Já Garman entende que os Estados Unidos também não teriam interesse em fragilizar essa relação. “Não acredito que o Brasil vá se colocar em um ostracismo internacional por causa de uma birra ideológica”, afirmou. Na sua avaliação, a América Latina é um palco importante da disputa tecnológica e geopolítica com a China e a economia brasileira, a maior da região, é “grande demais para ser ignorada”. O único ponto de atrito entre as gestões Biden e Bolsonaro seria a ambiental, o que não é pouco. “Bolsonaro se colocou na infeliz posição de o vilão da pauta ambiental por causa das queimadas da Amazônia e do Pantanal e diante da reação belicosa do presidente”, analisou Garman.
Pressão financeira
Na ponta do lápis, a má gestão dessas crises ambientais e esse papel de vilão assumido por Bolsonaro tendem a resultar em perdas financeiras. “Vivemos um momento em que qualquer desvio na área ambiental já serve de argumento para perder negócios. Todos os grupos que quiserem adotar protecionismo em relação aos produtos brasileiros vão vir a carga e retaliar o Brasil”, avaliou o professor e coordenador do curso de relações internacionais da Fundação Getulio Vargas, Eduardo Mello.
Tanto Mello quanto o professor Sá e Silva, de Oklahoma, analisam que esse cenário negativo para o Brasil pode ser impulsionado por um grupo de congressistas aliados de Biden que enxergam a gestão Bolsonaro como uma violadora de direitos dos indígenas, das populações e das regras ambientais. “No Congresso americano se consolidou um grupo de parlamentares muito críticos ao Brasil que defendem que não se celebrem acordos por causa da questão ambiental. Também avaliam que a democracia no Brasil vive em risco”, relatou Sá e Silva.
Na área de direitos humanos, há ainda outros dois temas que podem acabar ganhando destaque com o novo ocupante da Casa Branca: a deportação coletiva de brasileiros e a possível desapropriação de áreas quilombolas em Alcântara, no Maranhão. Pela primeira vez, um presidente autorizou a deportação massiva de imigrantes brasileiros que teriam sido detidos nos EUA. Até o momento, 120 já chegaram ao país em voos fretados. Em relação a Alcântara, há a expectativa de que Biden respeite os direitos das tradicionais comunidades de negros que lá vivem. A gestão Bolsonaro deu andamento a um acordo de salvaguarda tecnológica que concede o uso comercial da base de lançamento de foguetes para os Estados Unidos. Há ainda a política de igualdade de gêneros que o Brasil abdicou desde a assunção de Bolsonaro ao poder.

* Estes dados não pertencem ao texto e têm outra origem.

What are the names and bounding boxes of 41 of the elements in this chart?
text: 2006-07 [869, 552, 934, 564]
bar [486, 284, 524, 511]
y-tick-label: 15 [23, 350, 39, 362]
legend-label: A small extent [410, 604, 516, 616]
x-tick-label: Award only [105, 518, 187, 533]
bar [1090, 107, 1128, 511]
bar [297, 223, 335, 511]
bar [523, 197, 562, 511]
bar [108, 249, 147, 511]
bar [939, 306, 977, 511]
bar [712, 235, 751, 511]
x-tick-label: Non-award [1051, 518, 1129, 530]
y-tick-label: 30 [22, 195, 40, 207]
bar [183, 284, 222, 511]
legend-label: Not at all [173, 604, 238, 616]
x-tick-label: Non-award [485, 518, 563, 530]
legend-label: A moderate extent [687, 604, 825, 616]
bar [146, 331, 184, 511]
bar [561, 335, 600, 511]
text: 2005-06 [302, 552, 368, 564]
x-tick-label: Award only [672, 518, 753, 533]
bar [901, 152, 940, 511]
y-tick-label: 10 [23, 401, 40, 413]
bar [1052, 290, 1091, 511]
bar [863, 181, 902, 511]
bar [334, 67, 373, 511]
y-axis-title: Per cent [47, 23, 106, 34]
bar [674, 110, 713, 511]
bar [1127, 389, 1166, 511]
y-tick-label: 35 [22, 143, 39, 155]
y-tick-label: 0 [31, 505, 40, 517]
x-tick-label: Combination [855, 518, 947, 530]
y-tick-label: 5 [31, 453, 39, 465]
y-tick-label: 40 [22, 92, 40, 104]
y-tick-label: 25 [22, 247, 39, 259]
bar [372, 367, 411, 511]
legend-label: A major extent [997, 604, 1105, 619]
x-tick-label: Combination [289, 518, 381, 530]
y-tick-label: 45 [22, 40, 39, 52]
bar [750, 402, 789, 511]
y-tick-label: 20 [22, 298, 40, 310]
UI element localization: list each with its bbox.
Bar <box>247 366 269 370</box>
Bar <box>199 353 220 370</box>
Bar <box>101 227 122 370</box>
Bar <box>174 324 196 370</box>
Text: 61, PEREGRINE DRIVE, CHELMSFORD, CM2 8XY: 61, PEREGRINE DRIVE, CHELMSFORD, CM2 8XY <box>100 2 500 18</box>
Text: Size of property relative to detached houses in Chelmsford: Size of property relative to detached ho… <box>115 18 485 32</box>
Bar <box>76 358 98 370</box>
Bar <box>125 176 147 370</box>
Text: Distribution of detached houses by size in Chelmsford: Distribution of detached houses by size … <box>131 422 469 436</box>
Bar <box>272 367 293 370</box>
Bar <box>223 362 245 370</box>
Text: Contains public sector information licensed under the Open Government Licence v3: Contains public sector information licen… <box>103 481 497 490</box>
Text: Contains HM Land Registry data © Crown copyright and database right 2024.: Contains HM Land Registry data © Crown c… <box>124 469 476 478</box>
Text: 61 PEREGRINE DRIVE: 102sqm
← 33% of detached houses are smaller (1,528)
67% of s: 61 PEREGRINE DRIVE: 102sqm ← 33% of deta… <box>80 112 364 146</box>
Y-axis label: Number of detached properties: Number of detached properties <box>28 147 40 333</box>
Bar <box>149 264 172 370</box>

Na prática, sem uma mudança de atitude, o Brasil poderia perder a chance de ingressar na Organização para a Cooperação e Desenvolvimento Econômico (OCDE), uma promessa feita por Trump que não conseguiu ser cumprida até o momento. “O Governo Bolsonaro perde um padrinho conivente com suas violações socioambientais e de direitos humanos. Agora, terá de mostrar um mínimo de compromisso nas questões ambientais e respeito de padrões mínimos na democracia para conseguir entrar na OCDE”, ponderou a diretora de programas da ONG Conectas, Camila Asano.
Na guerra fria do século XXI, o que não deverá mudar é a postura dos EUA com relação à frequência de internet 5G, que deve entrar em leilão no Brasil no próximo ano. A gestão Trump tem pressionado seus aliados a não aceitarem que a chinesa Huawei forneça equipamentos para as empresas telefônicas que participarem da disputa. O tema não é uma bandeira dos republicanos, mas de todo o país. “Tanto em círculos democratas quanto republicanos, a competição comercial com a China veio para ficar”, diz o professor Mello.